Невзирая на неподверженность этой болезни (как и всем прочим язвам на теле рода людского), его нужда согреться не становится меньше.
И он, как новообразовавшийся член демонического мира, не находит метода лучше, чем изъятие тепла, вполне материального, вместе с жизнями людей.
До тех пор, пока Первая мировая война не становится для Сиэля потрясением и прозрением.
* * *
За несколько лет непостижимого кровопролития, затянувшихся надолго даже для его мутировавшего восприятия времени, с Сиэля постепенно спала вся спесь. А вместе с ней — и искусственное величие, и пелена всесилия, которые вели его по жизни более двух десятилетий.
Чудом избежав предписанной и подписанной лично гибели, в тот момент, когда Сиэль стал бессмертным, считай, по счастливой случайности, он увлёкся воздушным ощущением свободы. По этой причине он не заметил ровным счётом никаких, даже самых броских, изъянов и червоточин своего мировоззрения: настолько слепым и беспощадным Сиэль не был даже в самые циничные годы своего человеческого прошлого.
Зато перемены прекрасно заметил Себастьян — привязанный к нему навечно демон. Его острый взгляд и внимательность ничто не заслоняло. Скованный мистическими цепями, невидимыми и неразрушимыми, он констатировал факт: личность Сиэля Фантомхайва безвозвратно утеряна. Исходя из этого, демон решил, что пробовать повлиять на ситуацию не станет.

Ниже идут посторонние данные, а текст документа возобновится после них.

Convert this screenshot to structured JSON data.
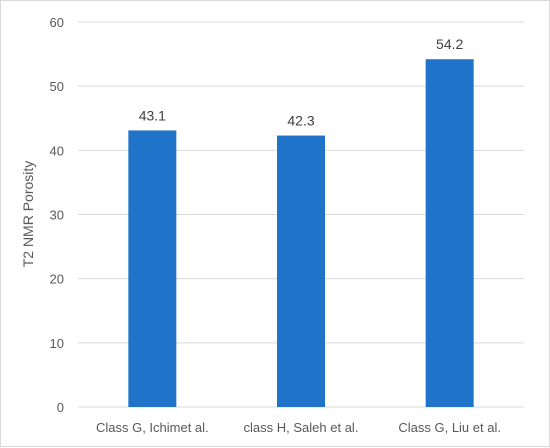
{
  "chart_data": {
    "type": "bar",
    "title": "",
    "xlabel": "",
    "ylabel": "T2 NMR Porosity",
    "categories": [
      "Class G, Ichimet al.",
      "class H, Saleh et al.",
      "Class G, Liu et al."
    ],
    "values": [
      43.1,
      42.3,
      54.2
    ],
    "data_labels": [
      "43.1",
      "42.3",
      "54.2"
    ],
    "ylim": [
      0,
      60
    ],
    "yticks": [
      0,
      10,
      20,
      30,
      40,
      50,
      60
    ],
    "grid": true,
    "legend": "none",
    "colors": {
      "bar": "#1f73c9",
      "grid": "#d9d9d9",
      "text": "#595959"
    }
  }
}
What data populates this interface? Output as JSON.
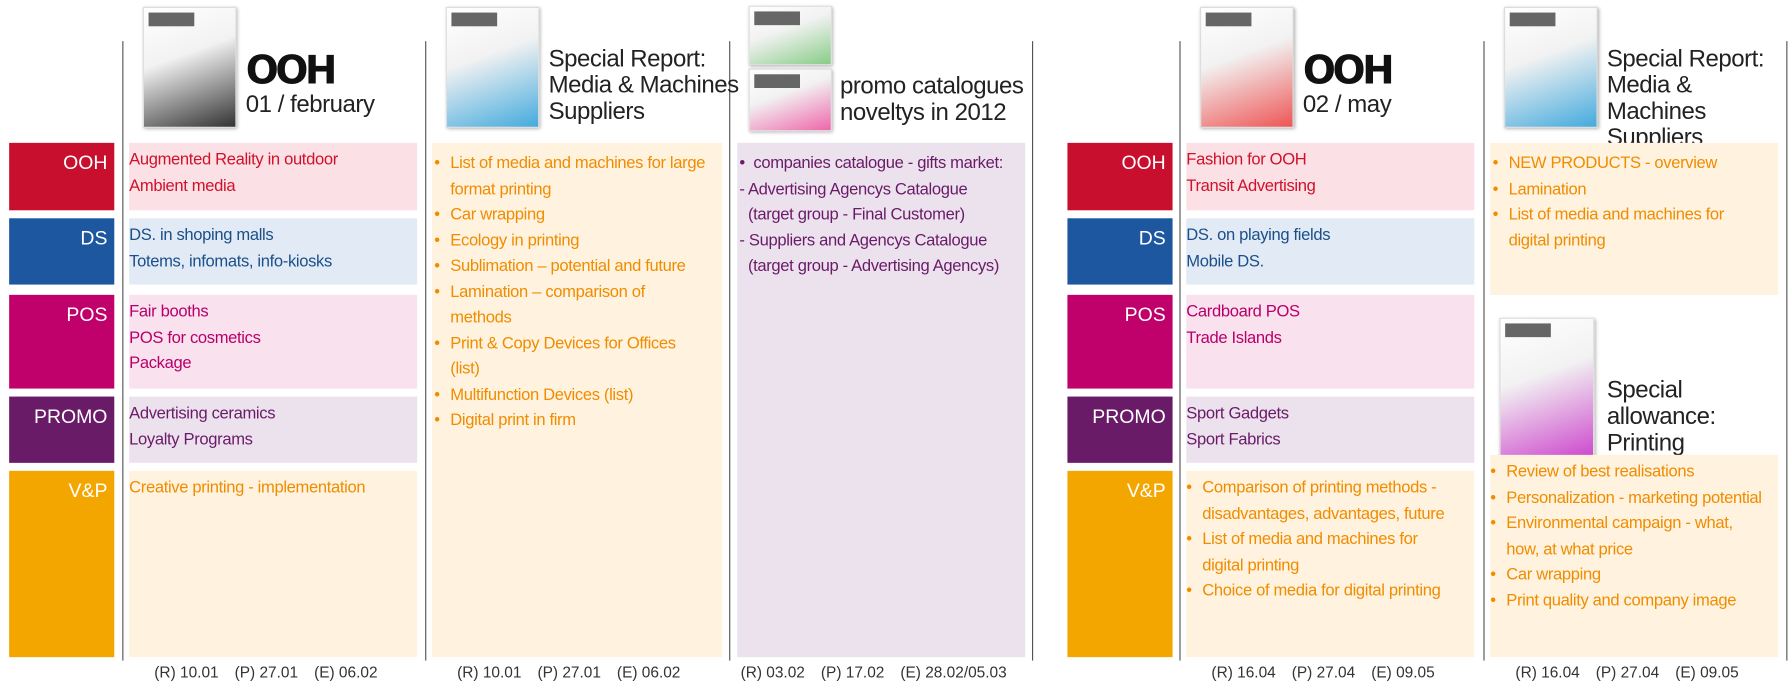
{
  "row_labels": [
    "OOH",
    "DS",
    "POS",
    "PROMO",
    "V&P"
  ],
  "issues": [
    {
      "logo": "OOH",
      "title": [
        "01 / february"
      ],
      "sections": [
        [
          "Augmented Reality in outdoor",
          "Ambient media"
        ],
        [
          "DS. in shoping malls",
          "Totems, infomats, info-kiosks"
        ],
        [
          "Fair booths",
          "POS for cosmetics",
          "Package"
        ],
        [
          "Advertising ceramics",
          "Loyalty Programs"
        ],
        [
          "Creative printing - implementation"
        ]
      ],
      "bullets": [
        false,
        false,
        false,
        false,
        false
      ],
      "dates": [
        "(R) 10.01",
        "(P) 27.01",
        "(E) 06.02"
      ]
    },
    {
      "title": [
        "Special Report:",
        "Media & Machines",
        "Suppliers"
      ],
      "box": {
        "bullets": true,
        "items": [
          "List of media and machines for large format printing",
          "Car wrapping",
          "Ecology in printing",
          "Sublimation – potential and future",
          "Lamination – comparison of methods",
          "Print & Copy Devices for Offices (list)",
          "Multifunction Devices (list)",
          "Digital print in firm"
        ]
      },
      "dates": [
        "(R) 10.01",
        "(P) 27.01",
        "(E) 06.02"
      ]
    },
    {
      "title": [
        "promo catalogues",
        "noveltys in 2012"
      ],
      "box": {
        "bullets": false,
        "items": [
          "•  companies catalogue - gifts market:",
          "- Advertising Agencys Catalogue",
          "  (target group - Final Customer)",
          "- Suppliers and Agencys Catalogue",
          "  (target group - Advertising Agencys)"
        ]
      },
      "dates": [
        "(R) 03.02",
        "(P) 17.02",
        "(E) 28.02/05.03"
      ]
    },
    {
      "logo": "OOH",
      "title": [
        "02 / may"
      ],
      "sections": [
        [
          "Fashion for OOH",
          "Transit Advertising"
        ],
        [
          "DS. on playing fields",
          "Mobile DS."
        ],
        [
          "Cardboard POS",
          "Trade Islands"
        ],
        [
          "Sport Gadgets",
          "Sport Fabrics"
        ],
        [
          "Comparison of printing methods - disadvantages, advantages, future",
          "List of media and machines for digital printing",
          "Choice of media for digital printing"
        ]
      ],
      "bullets": [
        false,
        false,
        false,
        false,
        true
      ],
      "dates": [
        "(R) 16.04",
        "(P) 27.04",
        "(E) 09.05"
      ]
    },
    {
      "title": [
        "Special Report:",
        "Media & Machines",
        "Suppliers"
      ],
      "box": {
        "bullets": true,
        "items": [
          "NEW PRODUCTS - overview",
          "Lamination",
          "List of media and machines for digital printing"
        ]
      },
      "box2": {
        "title": [
          "Special allowance:",
          "Printing"
        ],
        "bullets": true,
        "items": [
          "Review of best realisations",
          "Personalization - marketing potential",
          "Environmental campaign - what, how, at what price",
          "Car wrapping",
          "Print quality and company image"
        ]
      },
      "dates": [
        "(R) 16.04",
        "(P) 27.04",
        "(E) 09.05"
      ]
    }
  ]
}
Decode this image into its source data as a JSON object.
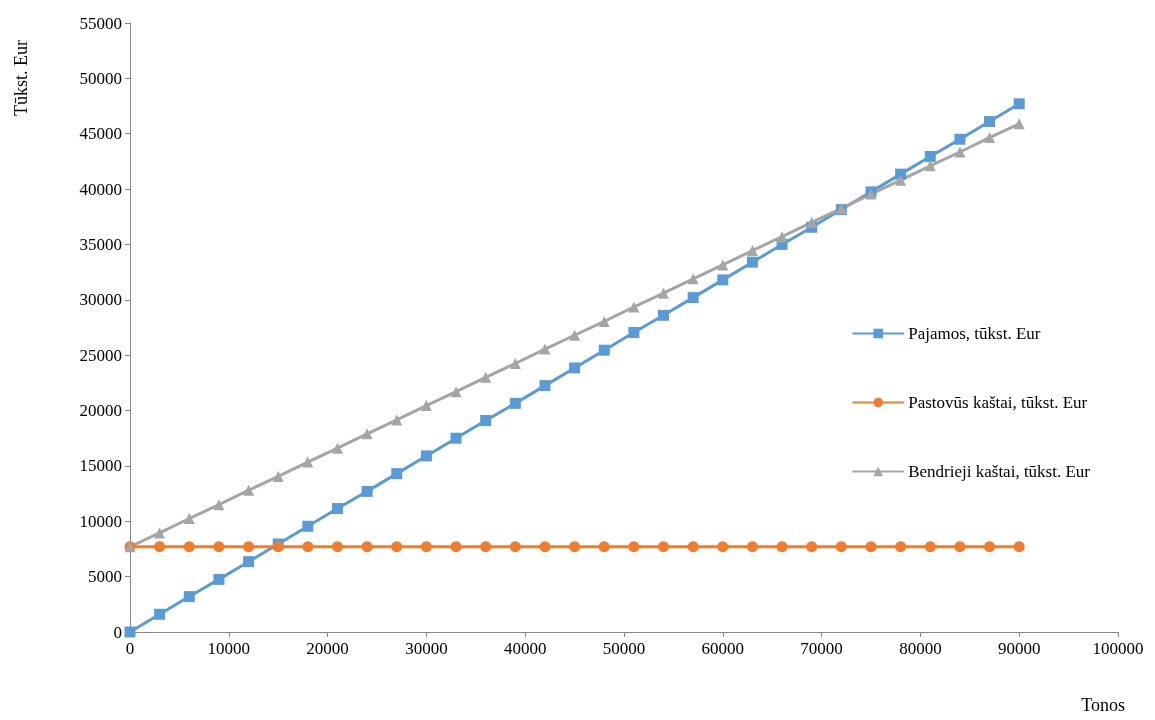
{
  "chart_data": {
    "type": "line",
    "xlabel": "Tonos",
    "ylabel": "Tūkst. Eur",
    "x": [
      0,
      3000,
      6000,
      9000,
      12000,
      15000,
      18000,
      21000,
      24000,
      27000,
      30000,
      33000,
      36000,
      39000,
      42000,
      45000,
      48000,
      51000,
      54000,
      57000,
      60000,
      63000,
      66000,
      69000,
      72000,
      75000,
      78000,
      81000,
      84000,
      87000,
      90000
    ],
    "series": [
      {
        "name": "Pajamos, tūkst. Eur",
        "color": "#5b9bd5",
        "marker": "square",
        "values": [
          0,
          1600,
          3200,
          4750,
          6350,
          7950,
          9550,
          11150,
          12700,
          14300,
          15900,
          17500,
          19100,
          20650,
          22250,
          23850,
          25450,
          27050,
          28600,
          30200,
          31800,
          33400,
          35000,
          36550,
          38150,
          39750,
          41350,
          42950,
          44500,
          46100,
          47700
        ]
      },
      {
        "name": "Pastovūs kaštai, tūkst. Eur",
        "color": "#ed7d31",
        "marker": "circle",
        "values": [
          7700,
          7700,
          7700,
          7700,
          7700,
          7700,
          7700,
          7700,
          7700,
          7700,
          7700,
          7700,
          7700,
          7700,
          7700,
          7700,
          7700,
          7700,
          7700,
          7700,
          7700,
          7700,
          7700,
          7700,
          7700,
          7700,
          7700,
          7700,
          7700,
          7700,
          7700
        ]
      },
      {
        "name": "Bendrieji kaštai, tūkst. Eur",
        "color": "#a5a5a5",
        "marker": "triangle",
        "values": [
          7700,
          8950,
          10250,
          11500,
          12800,
          14050,
          15350,
          16600,
          17900,
          19150,
          20450,
          21700,
          23000,
          24250,
          25550,
          26800,
          28050,
          29350,
          30600,
          31900,
          33150,
          34450,
          35700,
          37000,
          38250,
          39550,
          40800,
          42100,
          43350,
          44650,
          45900
        ]
      }
    ],
    "xlim": [
      0,
      100000
    ],
    "xticks": [
      0,
      10000,
      20000,
      30000,
      40000,
      50000,
      60000,
      70000,
      80000,
      90000,
      100000
    ],
    "ylim": [
      0,
      55000
    ],
    "yticks": [
      0,
      5000,
      10000,
      15000,
      20000,
      25000,
      30000,
      35000,
      40000,
      45000,
      50000,
      55000
    ],
    "grid": false,
    "legend": "right",
    "line_style": "solid"
  }
}
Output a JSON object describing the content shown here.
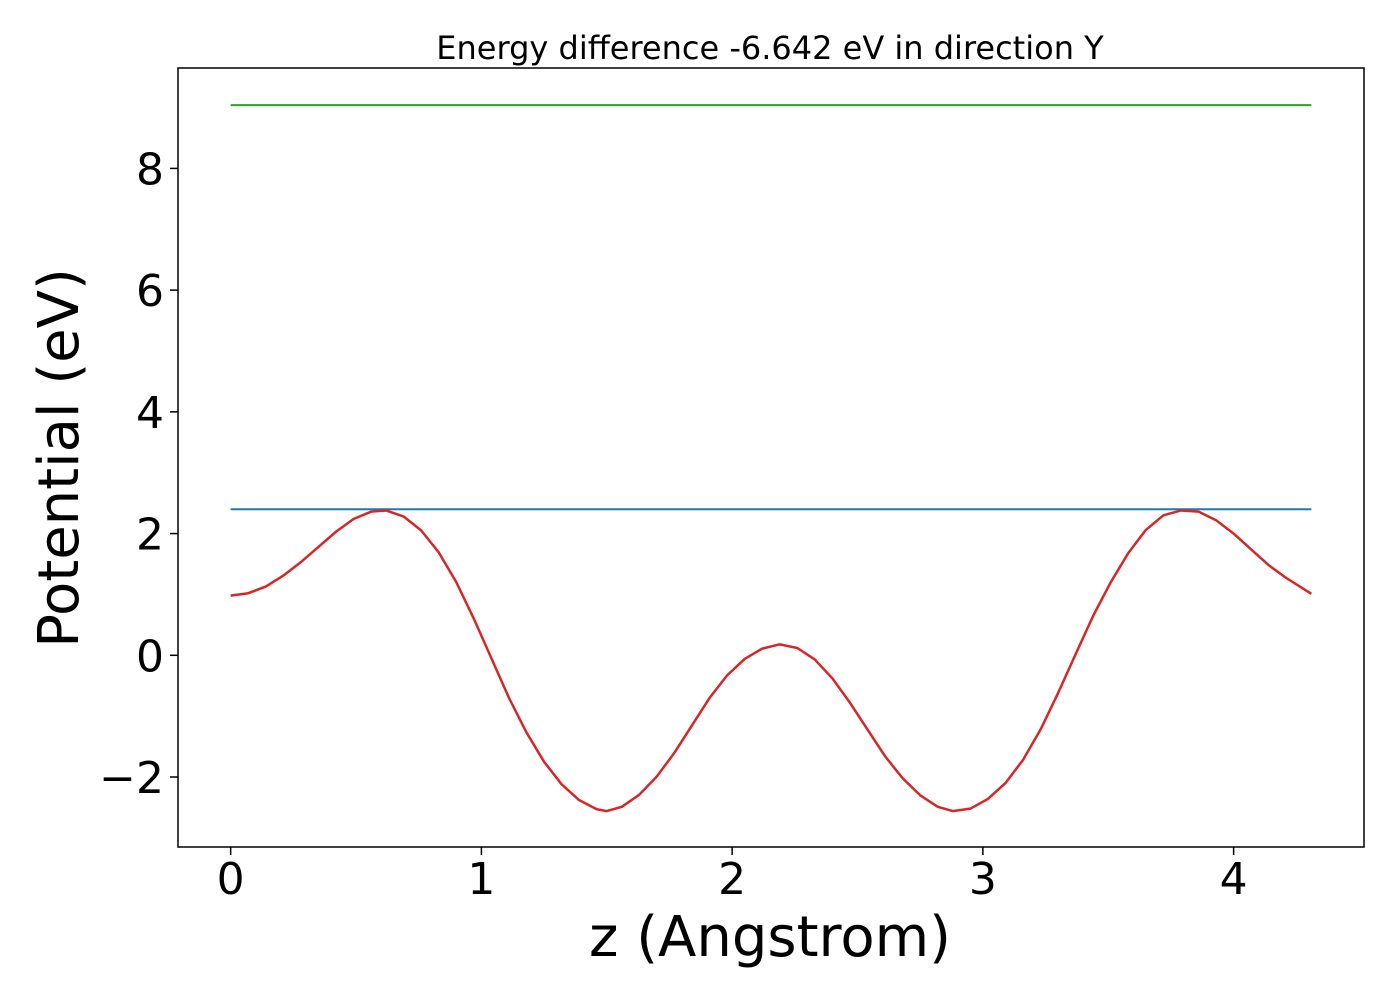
{
  "chart_data": {
    "type": "line",
    "title": "Energy difference -6.642 eV in direction Y",
    "xlabel": "z (Angstrom)",
    "ylabel": "Potential (eV)",
    "xlim": [
      -0.21,
      4.52
    ],
    "ylim": [
      -3.15,
      9.65
    ],
    "grid": false,
    "legend": "none",
    "x_ticks": [
      {
        "value": 0,
        "label": "0"
      },
      {
        "value": 1,
        "label": "1"
      },
      {
        "value": 2,
        "label": "2"
      },
      {
        "value": 3,
        "label": "3"
      },
      {
        "value": 4,
        "label": "4"
      }
    ],
    "y_ticks": [
      {
        "value": -2,
        "label": "−2"
      },
      {
        "value": 0,
        "label": "0"
      },
      {
        "value": 2,
        "label": "2"
      },
      {
        "value": 4,
        "label": "4"
      },
      {
        "value": 6,
        "label": "6"
      },
      {
        "value": 8,
        "label": "8"
      }
    ],
    "series": [
      {
        "color": "#2ca02c",
        "x": [
          0,
          4.31
        ],
        "y": [
          9.04,
          9.04
        ]
      },
      {
        "color": "#1f77b4",
        "x": [
          0,
          4.31
        ],
        "y": [
          2.4,
          2.4
        ]
      },
      {
        "color": "#d62728",
        "x": [
          0.0,
          0.07,
          0.14,
          0.21,
          0.28,
          0.35,
          0.42,
          0.49,
          0.56,
          0.62,
          0.69,
          0.76,
          0.83,
          0.9,
          0.97,
          1.04,
          1.11,
          1.18,
          1.25,
          1.32,
          1.39,
          1.46,
          1.5,
          1.56,
          1.63,
          1.7,
          1.77,
          1.84,
          1.91,
          1.98,
          2.05,
          2.12,
          2.19,
          2.26,
          2.33,
          2.4,
          2.47,
          2.54,
          2.61,
          2.68,
          2.75,
          2.82,
          2.88,
          2.95,
          3.02,
          3.09,
          3.16,
          3.23,
          3.3,
          3.37,
          3.44,
          3.51,
          3.58,
          3.65,
          3.72,
          3.79,
          3.86,
          3.93,
          4.0,
          4.07,
          4.14,
          4.21,
          4.31
        ],
        "y": [
          0.98,
          1.02,
          1.13,
          1.31,
          1.53,
          1.78,
          2.03,
          2.24,
          2.36,
          2.38,
          2.28,
          2.05,
          1.69,
          1.2,
          0.6,
          -0.05,
          -0.7,
          -1.27,
          -1.75,
          -2.12,
          -2.38,
          -2.53,
          -2.56,
          -2.49,
          -2.29,
          -1.99,
          -1.6,
          -1.15,
          -0.7,
          -0.33,
          -0.06,
          0.11,
          0.18,
          0.12,
          -0.07,
          -0.38,
          -0.78,
          -1.22,
          -1.66,
          -2.02,
          -2.3,
          -2.49,
          -2.56,
          -2.52,
          -2.36,
          -2.1,
          -1.72,
          -1.22,
          -0.62,
          0.02,
          0.65,
          1.2,
          1.68,
          2.06,
          2.3,
          2.38,
          2.36,
          2.22,
          2.0,
          1.74,
          1.48,
          1.27,
          1.01
        ]
      }
    ]
  }
}
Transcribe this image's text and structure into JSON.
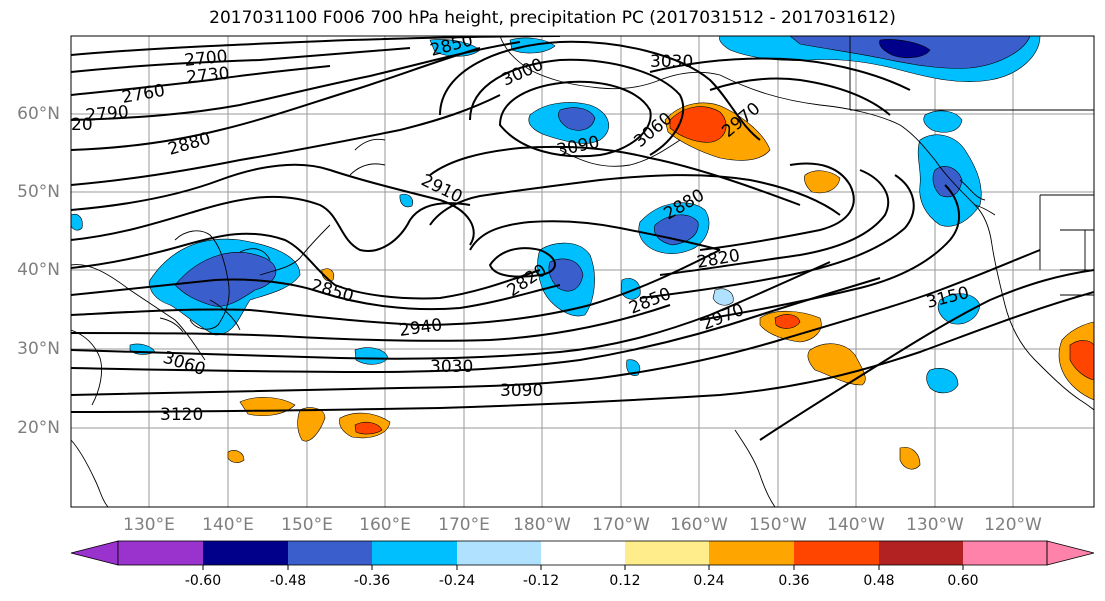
{
  "title": "2017031100 F006 700 hPa height, precipitation PC (2017031512 - 2017031612)",
  "lat_labels": [
    "60°N",
    "50°N",
    "40°N",
    "30°N",
    "20°N"
  ],
  "lon_labels": [
    "130°E",
    "140°E",
    "150°E",
    "160°E",
    "170°E",
    "180°W",
    "170°W",
    "160°W",
    "150°W",
    "140°W",
    "130°W",
    "120°W"
  ],
  "contour_labels": [
    "2700",
    "2730",
    "2760",
    "2790",
    "20",
    "2880",
    "2910",
    "2850",
    "2940",
    "3030",
    "3060",
    "3090",
    "3120",
    "2820",
    "2850",
    "2970",
    "3090",
    "3000",
    "3030",
    "3060",
    "2970",
    "2880",
    "2820",
    "3150",
    "2850"
  ],
  "colorbar": {
    "colors": [
      "#9a32cd",
      "#00008b",
      "#3a5fcd",
      "#00bfff",
      "#b0e2ff",
      "#ffffff",
      "#ffec8b",
      "#ffa500",
      "#ff4500",
      "#b22222",
      "#ff82ab"
    ],
    "tick_labels": [
      "-0.60",
      "-0.48",
      "-0.36",
      "-0.24",
      "-0.12",
      "0.12",
      "0.24",
      "0.36",
      "0.48",
      "0.60"
    ]
  }
}
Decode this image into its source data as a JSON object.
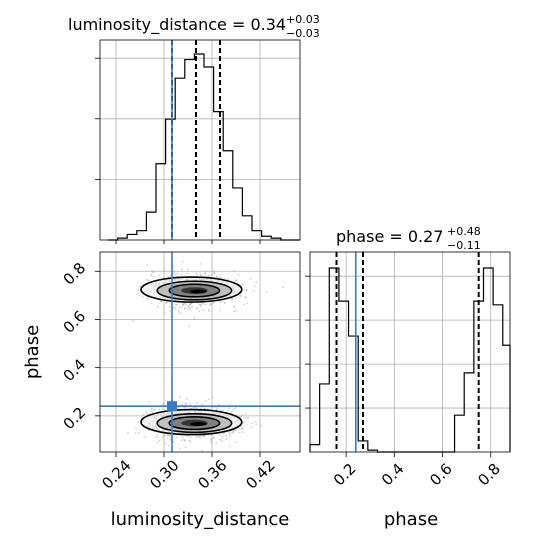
{
  "chart_data": [
    {
      "type": "histogram",
      "panel": "luminosity_distance marginal",
      "title_main": "luminosity_distance = 0.34",
      "title_sup": "+0.03",
      "title_sub": "−0.03",
      "xlim": [
        0.22,
        0.47
      ],
      "bin_edges": [
        0.23,
        0.242,
        0.254,
        0.266,
        0.278,
        0.29,
        0.302,
        0.314,
        0.326,
        0.338,
        0.35,
        0.362,
        0.374,
        0.386,
        0.398,
        0.41,
        0.422,
        0.434,
        0.446,
        0.458,
        0.47
      ],
      "counts": [
        0.0,
        0.01,
        0.03,
        0.05,
        0.15,
        0.41,
        0.65,
        0.87,
        0.97,
        1.0,
        0.93,
        0.69,
        0.48,
        0.28,
        0.13,
        0.05,
        0.02,
        0.01,
        0.0,
        0.0
      ],
      "quantiles": [
        0.31,
        0.34,
        0.37
      ],
      "truth": 0.31,
      "yticks_count": 3
    },
    {
      "type": "histogram",
      "panel": "phase marginal",
      "title_main": "phase = 0.27",
      "title_sup": "+0.48",
      "title_sub": "−0.11",
      "xlim": [
        0.05,
        0.88
      ],
      "bin_edges": [
        0.05,
        0.09,
        0.13,
        0.17,
        0.21,
        0.25,
        0.29,
        0.33,
        0.37,
        0.41,
        0.45,
        0.49,
        0.53,
        0.57,
        0.61,
        0.65,
        0.69,
        0.73,
        0.77,
        0.81,
        0.85,
        0.88
      ],
      "counts": [
        0.04,
        0.37,
        1.0,
        0.82,
        0.63,
        0.06,
        0.01,
        0.0,
        0.0,
        0.0,
        0.0,
        0.0,
        0.0,
        0.0,
        0.0,
        0.2,
        0.43,
        0.82,
        1.0,
        0.8,
        0.58
      ],
      "quantiles": [
        0.16,
        0.27,
        0.75
      ],
      "truth": 0.24,
      "xticks": [
        "0.2",
        "0.4",
        "0.6",
        "0.8"
      ],
      "xtick_values": [
        0.2,
        0.4,
        0.6,
        0.8
      ],
      "xlabel": "phase",
      "yticks_count": 4
    },
    {
      "type": "scatter",
      "panel": "2D joint posterior (luminosity_distance vs phase)",
      "xlim": [
        0.22,
        0.47
      ],
      "ylim": [
        0.05,
        0.88
      ],
      "xticks": [
        "0.24",
        "0.30",
        "0.36",
        "0.42"
      ],
      "xtick_values": [
        0.24,
        0.3,
        0.36,
        0.42
      ],
      "yticks": [
        "0.2",
        "0.4",
        "0.6",
        "0.8"
      ],
      "ytick_values": [
        0.2,
        0.4,
        0.6,
        0.8
      ],
      "xlabel": "luminosity_distance",
      "ylabel": "phase",
      "truth": {
        "x": 0.31,
        "y": 0.24
      },
      "modes": [
        {
          "x": 0.338,
          "y": 0.72,
          "sx": 0.03,
          "sy": 0.04
        },
        {
          "x": 0.338,
          "y": 0.17,
          "sx": 0.03,
          "sy": 0.04
        }
      ],
      "contour_levels": [
        "0.5σ",
        "1σ",
        "1.5σ",
        "2σ"
      ]
    }
  ],
  "colors": {
    "truth": "#3b7bbf",
    "grid": "#b0b0b0",
    "line": "#000000",
    "points": "#9a9a9a"
  }
}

Тем временем, как некогда увлечённый и проактивный демон стремительно превращался в образцовое живое воплощение слова «инертность», Сиэль, видящий только то, что хотел видеть, удачно подставлял всё обнаруженное под удобные для себя толкования. И всё же он сохранил кое-какую зоркость, ровно в той степени, чтобы уловить недовольство, разочарование, раздражение и весь тот неопознанно-безымянный клубок негатива, что оседал неподъёмным грузом в терракотовых зрачках всё глубже и глубже. Потому он вынужден был списать его на самую очевидную и вероятную причину: Себастьян удручён исключительно потерей гарантированной ему пищи.
А ближе к началу Первой мировой войны Себастьян оживился, поскольку за всё своё необъятное существование как никогда чётко осознал: вечность — это бесконечно долго, и каждый день его вечности становится тягуче-длинным, невыносимым. Значит, нужно каким-то образом насыщать жизнь чем-то иным, кроме терзаний разума. И Себастьян плотно, с всецелой самоотдачей, заинтересовался тем, чем и полагалось заниматься демонам — способствованием в очернении душ.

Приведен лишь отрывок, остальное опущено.